Dans sa carrière, un éleveur dépense 2,5 fois plus dans du matériel que dans du bâtiment. Le matériel est une charge très lourde pour une exploitation laitière. Les exploitations d’élevage de la région Rhône Alpes sont connues pour « consommer » du matériel ! Il est donc impératif pour un jeune installé d’adapter son parc matériel aux besoins de son exploitation et pas forcément à ses envies. La charge moyenne d’amortissement matériel dans le département de la Loire est de 47 €/1 000 L, avec une amplitude de 6 à 93 €. La dépense totale en matériel d’une exploitation doit se situer en dessous de 120 €/1 000 L : travaux par tiers, fioul, entretien, amortissement. L’utilisation du matériel de la CUMA ou l’appel à un entrepreneur peut être un choix judicieux. Il faut prendre le temps de compter.


Etablir des priorités

Le montant total d’amortissement matériel et bâtiment pour une exploitation laitière doit se situer sous les 100 €/1 000 L. Pour un jeune installé, la totalité des annuités (prêts JA compris) doit représenter 70 à 80 €/1 000 L, avec quelques variantes selon le système et la localisation de l’exploitation. Au-delà de ce chiffre on fragilise l’exploitation. Des choix sont à faire dans l’enchainement des investissements.

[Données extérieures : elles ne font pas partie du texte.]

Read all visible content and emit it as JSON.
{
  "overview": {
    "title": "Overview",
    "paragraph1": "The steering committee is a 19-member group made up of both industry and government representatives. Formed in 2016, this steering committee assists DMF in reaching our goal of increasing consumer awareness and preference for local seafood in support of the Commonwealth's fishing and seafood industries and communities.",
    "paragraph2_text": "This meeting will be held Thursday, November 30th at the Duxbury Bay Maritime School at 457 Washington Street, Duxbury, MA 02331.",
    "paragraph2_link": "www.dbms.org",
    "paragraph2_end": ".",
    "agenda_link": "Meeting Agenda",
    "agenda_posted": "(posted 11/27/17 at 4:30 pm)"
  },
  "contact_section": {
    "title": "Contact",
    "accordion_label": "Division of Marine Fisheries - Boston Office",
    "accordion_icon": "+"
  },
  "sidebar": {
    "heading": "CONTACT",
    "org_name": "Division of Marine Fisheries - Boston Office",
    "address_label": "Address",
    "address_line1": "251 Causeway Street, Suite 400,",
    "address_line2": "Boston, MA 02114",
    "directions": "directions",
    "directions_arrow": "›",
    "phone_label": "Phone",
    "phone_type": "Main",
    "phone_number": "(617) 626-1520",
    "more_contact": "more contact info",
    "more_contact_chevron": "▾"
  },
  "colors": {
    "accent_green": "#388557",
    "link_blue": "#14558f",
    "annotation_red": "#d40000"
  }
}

Dominique Tisseur, Loire Conseil Elevage




« GAEC Thévenet, Bussy Albieux (42)

Deux installations réussies grâce à une bonne gestion des investissements

Dans la plaine du Forez, Guillaume et Clément Thévenet ont relevé le défi de produire 500 000 L de lait sur une exploitation de 88ha dédiée à l’origine à l’engraissement et aux cultures.


S’installer avec des objectifs

Dans leur projet d’installation, Guillaume et Clément avaient un objectif prioritaire : avoir un revenu de 1500 à 2000 €/mois. Ils voulaient commencer à produire du lait avant d’investir. Les conditions de départ étaient très « rustiques » : logement des vaches laitières dans des boxes anciennement utilisés pour des taurillons, traite avec une salle de traite mobile 1*5, 2h30 pour 50 vaches. En deux ans, dans ces conditions, les frères Thévenet sont passés de 0 à 400 000L de lait livré. Cette manière de procéder a permis de conforter la trésorerie et le bilan financier de l’exploitation. Pendant ce temps ils ont finalisé leur projet de bâtiment.


Un bâtiment simple et fonctionnel à moins de 4 000 euros/vache

Pour conserver l’équilibre financier de l’exploitation, il fallait que l’investissement dans le bâtiment ne dépasse pas 250 000€, un montant assez faible pour loger 60 à 65 vaches. Guillaume et Clément ont donc décidé de faire une aire paillée, de simples barres au garrot, une salle de traite 2*8 simple équipement d’occasion sans décrochage et une fosse béton de 420 m3 pour le lisier, les eaux vertes et blanches. Depuis la mise en route du bâtiment les éleveurs apprécient leurs conditions de travail.


Du coté du matériel, des investissements progressifs

Les éleveurs ont repris le matériel existant sur l’exploitation, c'est-à-dire une distributrice des 1993, un tracteur Same de 120CV de 2002 et un autre Same de 90CV de 1998. Ce dernier a été renouvelé par obligation en 2011 par un Same neuf de 90 CV avec chargeur pour une soulte de 43 000€. Ils utilisent beaucoup le matériel en CUMA et font aussi appel à un entrepreneur pour certains travaux.
Dans leur projet d’installation, Guillaume et Clément n’ont pas « mis la charrue avant les bœufs », n’ont pas investi en même temps dans du bâtiment et du matériel. Les ratios économiques et références issues des études « coûts de production » menées par Loire Conseil Elevage leur ont permis de calibrer leur investissement.


Propos recueillis par Dominique Tisseur, Loire Conseil Elevage.